日本の将来、特に経済について考える時、私が最も不安を覚えることは、日本人の極端な「ものづくり信仰」です。ものづくりを大切にし、技術に対して深い敬意を示す風土は日本のすばらしいところであることは確かです。しかし、いいものを作っておりさえすればよい、優れた技術さえあればよい、という考え方は非常に危ういと思います。


私にとって、ドコモのi-modeのガラパゴス化などは、トラウマといってもいい現象です。世界に先駆けて非常に優れた携帯電話によるインターネットサービスを実現し、世界中の注目を浴び、賞賛されていました。最近の携帯技術動向には詳しくありませんが、今でもその技術水準やサービスの質は、他に負けていないんじゃないでしょうか。ところがその経済効果たるや、国内需要が飽和した途端、すっかり褪せてしまいました。ドコモもハードウェアのメーカーも、世界的には存在感はまったく無く、ガラパゴスと呼ばれてむしろ嘲笑の対象です。


この先、どの技術分野でどんなに優れた技術を開発しても、ガラパゴス化の道をたどってしまうんじゃないか…。その思いが、トラウマ、ということの意味です。なぜそんなに心配かといえば、i-modeの二の舞は避けなければ、ガラパゴス化しない戦略を立てねば、という問題のとらえ方が、経済関係のメディアにほとんど表れないからです。産業界にはそういう問題意識がないのでしょうか。何度か日経産業新聞に、スマートグリッドのガラパゴス化を心配するコラムが載っていたので、私と同じ思いの記者もいらっしゃるのでしょう。要は、日本は送電の技術が優れていたばかりに、世界標準化の動きにはすでに乗り遅れているようだ、という話です。



堺屋太一が「知価革命」と言い始めてもう20年だそうです。昨日はご本人がテレビに出てきて、もの作りだけではだめだ、と力説していました。当初、確か流行語のようになっていましたけれど、その意味するところはいまだに全く浸透していない感があります。先日、とある講演会で講師の方が、「日本は額に汗して働くことのみが評価され、頭を使って仕事をすることは評価されない」と嘆いていらっしゃいましたが、全くこのままではヤバい、と思わざるを得ません。
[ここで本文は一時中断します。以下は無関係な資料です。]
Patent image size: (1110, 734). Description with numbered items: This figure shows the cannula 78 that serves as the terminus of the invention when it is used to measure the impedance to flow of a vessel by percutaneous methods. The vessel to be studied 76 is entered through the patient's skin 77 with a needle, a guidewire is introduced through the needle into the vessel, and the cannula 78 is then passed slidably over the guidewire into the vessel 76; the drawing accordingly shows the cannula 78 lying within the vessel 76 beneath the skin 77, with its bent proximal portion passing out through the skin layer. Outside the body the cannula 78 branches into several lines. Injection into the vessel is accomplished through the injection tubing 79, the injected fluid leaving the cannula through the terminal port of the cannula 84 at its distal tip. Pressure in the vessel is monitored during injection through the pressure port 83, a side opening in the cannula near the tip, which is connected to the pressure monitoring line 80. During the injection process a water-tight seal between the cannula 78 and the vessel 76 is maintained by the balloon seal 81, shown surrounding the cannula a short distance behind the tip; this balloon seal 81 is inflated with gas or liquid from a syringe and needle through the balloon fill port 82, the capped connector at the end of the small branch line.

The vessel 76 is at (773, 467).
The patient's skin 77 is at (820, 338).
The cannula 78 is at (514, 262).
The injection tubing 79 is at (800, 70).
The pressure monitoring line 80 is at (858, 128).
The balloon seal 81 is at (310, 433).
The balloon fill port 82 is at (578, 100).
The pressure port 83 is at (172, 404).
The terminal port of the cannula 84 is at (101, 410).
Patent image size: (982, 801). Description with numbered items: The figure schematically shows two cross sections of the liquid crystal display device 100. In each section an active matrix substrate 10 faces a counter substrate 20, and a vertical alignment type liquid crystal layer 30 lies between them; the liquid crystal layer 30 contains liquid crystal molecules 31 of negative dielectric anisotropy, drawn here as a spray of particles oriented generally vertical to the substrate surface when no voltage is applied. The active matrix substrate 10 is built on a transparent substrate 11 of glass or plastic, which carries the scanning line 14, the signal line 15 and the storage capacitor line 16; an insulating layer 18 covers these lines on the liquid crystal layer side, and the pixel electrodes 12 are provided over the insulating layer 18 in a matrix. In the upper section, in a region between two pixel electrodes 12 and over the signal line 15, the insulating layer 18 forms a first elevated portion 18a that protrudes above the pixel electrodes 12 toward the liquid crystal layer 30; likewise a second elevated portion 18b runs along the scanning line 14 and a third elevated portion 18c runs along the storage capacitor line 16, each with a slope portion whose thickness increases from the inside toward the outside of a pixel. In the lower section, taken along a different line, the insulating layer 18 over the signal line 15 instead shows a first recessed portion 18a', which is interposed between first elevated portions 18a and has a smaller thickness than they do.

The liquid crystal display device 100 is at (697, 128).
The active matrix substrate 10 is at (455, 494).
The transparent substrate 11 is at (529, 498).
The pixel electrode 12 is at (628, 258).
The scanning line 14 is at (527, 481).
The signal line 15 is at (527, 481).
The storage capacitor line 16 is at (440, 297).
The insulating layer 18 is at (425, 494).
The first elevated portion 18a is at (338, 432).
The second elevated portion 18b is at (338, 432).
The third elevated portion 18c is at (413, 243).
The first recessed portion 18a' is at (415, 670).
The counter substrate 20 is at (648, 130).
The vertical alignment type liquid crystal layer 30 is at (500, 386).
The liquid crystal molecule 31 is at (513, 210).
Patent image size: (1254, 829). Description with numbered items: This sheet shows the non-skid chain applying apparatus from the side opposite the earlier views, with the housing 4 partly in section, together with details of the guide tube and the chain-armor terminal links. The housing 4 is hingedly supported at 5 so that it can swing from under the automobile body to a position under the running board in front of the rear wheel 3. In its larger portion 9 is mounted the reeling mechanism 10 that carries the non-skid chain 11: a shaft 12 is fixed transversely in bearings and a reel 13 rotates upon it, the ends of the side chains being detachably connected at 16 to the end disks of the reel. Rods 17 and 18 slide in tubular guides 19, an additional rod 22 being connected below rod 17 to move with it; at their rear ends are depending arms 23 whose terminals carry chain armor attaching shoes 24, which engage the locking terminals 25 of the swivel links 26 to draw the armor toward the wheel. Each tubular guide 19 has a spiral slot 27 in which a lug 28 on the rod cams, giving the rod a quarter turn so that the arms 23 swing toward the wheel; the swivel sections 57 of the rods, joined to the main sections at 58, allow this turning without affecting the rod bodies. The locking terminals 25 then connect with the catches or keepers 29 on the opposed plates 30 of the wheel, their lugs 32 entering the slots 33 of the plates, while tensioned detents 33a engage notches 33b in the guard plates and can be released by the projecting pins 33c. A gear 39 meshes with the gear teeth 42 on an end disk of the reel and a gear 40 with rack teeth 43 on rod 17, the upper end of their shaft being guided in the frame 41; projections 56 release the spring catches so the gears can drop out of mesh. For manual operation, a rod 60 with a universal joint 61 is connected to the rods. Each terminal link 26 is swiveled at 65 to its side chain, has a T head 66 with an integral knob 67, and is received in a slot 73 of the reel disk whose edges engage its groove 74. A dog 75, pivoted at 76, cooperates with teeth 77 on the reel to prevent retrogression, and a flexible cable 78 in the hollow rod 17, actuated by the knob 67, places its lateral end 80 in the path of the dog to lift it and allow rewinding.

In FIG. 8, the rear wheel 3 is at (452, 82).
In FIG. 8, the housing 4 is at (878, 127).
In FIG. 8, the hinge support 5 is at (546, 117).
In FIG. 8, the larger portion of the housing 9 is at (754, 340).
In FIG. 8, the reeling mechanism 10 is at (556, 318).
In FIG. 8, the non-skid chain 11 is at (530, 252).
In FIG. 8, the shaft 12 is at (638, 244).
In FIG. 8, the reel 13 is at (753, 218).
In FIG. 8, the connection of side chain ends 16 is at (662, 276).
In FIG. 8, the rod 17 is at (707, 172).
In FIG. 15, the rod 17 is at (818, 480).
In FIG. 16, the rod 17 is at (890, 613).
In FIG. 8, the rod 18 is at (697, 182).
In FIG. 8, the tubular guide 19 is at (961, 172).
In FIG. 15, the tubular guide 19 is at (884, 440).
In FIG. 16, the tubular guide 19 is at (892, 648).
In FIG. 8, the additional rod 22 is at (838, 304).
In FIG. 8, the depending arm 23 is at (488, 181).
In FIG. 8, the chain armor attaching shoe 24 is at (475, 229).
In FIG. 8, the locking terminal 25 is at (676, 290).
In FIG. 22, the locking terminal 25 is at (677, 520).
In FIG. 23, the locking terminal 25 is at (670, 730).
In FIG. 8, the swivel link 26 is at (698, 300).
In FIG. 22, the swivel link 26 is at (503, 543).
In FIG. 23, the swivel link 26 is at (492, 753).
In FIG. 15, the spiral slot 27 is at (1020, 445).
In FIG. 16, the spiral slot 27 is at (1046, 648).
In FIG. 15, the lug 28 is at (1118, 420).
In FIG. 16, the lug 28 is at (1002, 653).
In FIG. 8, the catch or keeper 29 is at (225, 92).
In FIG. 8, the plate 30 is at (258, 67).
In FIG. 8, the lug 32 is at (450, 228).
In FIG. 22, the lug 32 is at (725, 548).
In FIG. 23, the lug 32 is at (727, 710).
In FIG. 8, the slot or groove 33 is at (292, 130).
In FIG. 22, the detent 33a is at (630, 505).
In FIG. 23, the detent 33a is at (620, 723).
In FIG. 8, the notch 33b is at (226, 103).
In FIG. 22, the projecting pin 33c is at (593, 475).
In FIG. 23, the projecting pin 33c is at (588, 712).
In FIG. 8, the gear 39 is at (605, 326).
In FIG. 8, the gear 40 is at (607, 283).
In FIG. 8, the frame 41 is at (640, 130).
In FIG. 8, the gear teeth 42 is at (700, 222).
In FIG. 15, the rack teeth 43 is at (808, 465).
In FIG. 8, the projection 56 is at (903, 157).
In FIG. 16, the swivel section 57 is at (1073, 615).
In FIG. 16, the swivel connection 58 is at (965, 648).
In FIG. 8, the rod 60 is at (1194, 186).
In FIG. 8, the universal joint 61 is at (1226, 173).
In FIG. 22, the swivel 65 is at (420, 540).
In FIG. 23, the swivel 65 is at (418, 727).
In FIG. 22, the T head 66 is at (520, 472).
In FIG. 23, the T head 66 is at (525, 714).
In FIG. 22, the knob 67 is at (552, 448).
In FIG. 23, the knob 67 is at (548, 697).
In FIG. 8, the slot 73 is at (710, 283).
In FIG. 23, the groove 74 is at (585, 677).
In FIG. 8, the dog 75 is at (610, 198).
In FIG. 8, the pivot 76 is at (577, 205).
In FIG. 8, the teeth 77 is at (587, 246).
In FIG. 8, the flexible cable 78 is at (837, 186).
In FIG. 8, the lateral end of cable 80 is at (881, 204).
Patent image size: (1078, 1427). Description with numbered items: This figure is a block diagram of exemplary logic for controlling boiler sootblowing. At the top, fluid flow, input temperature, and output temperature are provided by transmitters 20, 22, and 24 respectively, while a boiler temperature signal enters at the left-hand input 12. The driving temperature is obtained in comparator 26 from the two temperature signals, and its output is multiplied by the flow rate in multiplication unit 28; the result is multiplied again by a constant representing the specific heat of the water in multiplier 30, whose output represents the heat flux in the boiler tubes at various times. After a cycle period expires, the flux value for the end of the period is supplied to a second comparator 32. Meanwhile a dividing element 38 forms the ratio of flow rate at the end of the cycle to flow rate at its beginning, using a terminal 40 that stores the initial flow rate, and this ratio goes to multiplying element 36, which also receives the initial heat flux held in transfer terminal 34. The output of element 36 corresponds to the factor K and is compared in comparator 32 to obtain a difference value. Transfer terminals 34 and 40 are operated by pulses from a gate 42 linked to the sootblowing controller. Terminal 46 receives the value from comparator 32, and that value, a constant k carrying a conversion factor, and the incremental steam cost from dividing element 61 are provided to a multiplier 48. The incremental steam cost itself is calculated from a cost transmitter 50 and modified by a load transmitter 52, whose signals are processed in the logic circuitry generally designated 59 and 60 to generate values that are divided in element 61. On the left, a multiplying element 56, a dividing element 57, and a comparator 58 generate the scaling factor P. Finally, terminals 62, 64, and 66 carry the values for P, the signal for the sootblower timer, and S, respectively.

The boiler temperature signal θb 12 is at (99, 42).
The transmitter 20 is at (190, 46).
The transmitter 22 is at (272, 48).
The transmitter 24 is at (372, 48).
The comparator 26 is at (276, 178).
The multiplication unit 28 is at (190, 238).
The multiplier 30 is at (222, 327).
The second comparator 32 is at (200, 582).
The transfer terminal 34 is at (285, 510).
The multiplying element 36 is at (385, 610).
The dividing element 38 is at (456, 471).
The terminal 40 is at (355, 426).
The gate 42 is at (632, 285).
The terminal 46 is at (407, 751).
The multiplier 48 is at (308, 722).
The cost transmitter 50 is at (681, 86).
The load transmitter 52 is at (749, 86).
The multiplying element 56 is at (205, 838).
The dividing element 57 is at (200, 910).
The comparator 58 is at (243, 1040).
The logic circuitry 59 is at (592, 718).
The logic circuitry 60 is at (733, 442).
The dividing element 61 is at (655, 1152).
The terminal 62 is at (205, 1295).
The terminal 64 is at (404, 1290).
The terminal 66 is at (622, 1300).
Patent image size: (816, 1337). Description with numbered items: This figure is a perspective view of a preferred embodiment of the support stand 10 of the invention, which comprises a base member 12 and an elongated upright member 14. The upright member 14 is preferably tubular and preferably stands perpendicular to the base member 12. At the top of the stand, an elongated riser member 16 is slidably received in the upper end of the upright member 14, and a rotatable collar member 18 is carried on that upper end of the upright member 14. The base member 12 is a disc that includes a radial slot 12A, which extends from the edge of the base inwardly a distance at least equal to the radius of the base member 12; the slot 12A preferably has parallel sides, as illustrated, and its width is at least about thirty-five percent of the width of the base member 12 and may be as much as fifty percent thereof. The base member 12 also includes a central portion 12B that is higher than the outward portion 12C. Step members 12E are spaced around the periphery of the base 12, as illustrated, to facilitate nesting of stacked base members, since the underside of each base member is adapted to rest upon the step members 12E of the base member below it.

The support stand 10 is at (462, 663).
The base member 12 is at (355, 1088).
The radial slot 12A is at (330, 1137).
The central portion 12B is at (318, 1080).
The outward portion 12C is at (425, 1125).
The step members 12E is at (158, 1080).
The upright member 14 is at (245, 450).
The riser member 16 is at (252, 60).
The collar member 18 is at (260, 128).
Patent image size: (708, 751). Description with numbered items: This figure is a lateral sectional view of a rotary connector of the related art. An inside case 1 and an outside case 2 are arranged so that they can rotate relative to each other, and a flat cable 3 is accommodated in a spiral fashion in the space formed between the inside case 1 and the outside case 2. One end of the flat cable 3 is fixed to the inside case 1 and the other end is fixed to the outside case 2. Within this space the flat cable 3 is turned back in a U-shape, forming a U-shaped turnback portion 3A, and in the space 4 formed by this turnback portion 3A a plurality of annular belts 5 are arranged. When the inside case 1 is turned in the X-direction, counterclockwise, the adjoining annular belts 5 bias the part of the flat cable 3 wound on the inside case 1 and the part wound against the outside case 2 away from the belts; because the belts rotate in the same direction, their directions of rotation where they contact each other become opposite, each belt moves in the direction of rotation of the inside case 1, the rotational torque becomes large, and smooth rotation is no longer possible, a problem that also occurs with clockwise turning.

このことは、日本のエリート層や産業界の金融音痴現象の下地ともなっています。すべての人々が金融の知識に詳しい必要はありませんが、国の重要な決定を下す人々や、企業活動を率いる人々までが金融というものの重要性を軽視していることも、私が「ヤバい」と感じていることの一つです。が、その話についてはいつか日を改めて。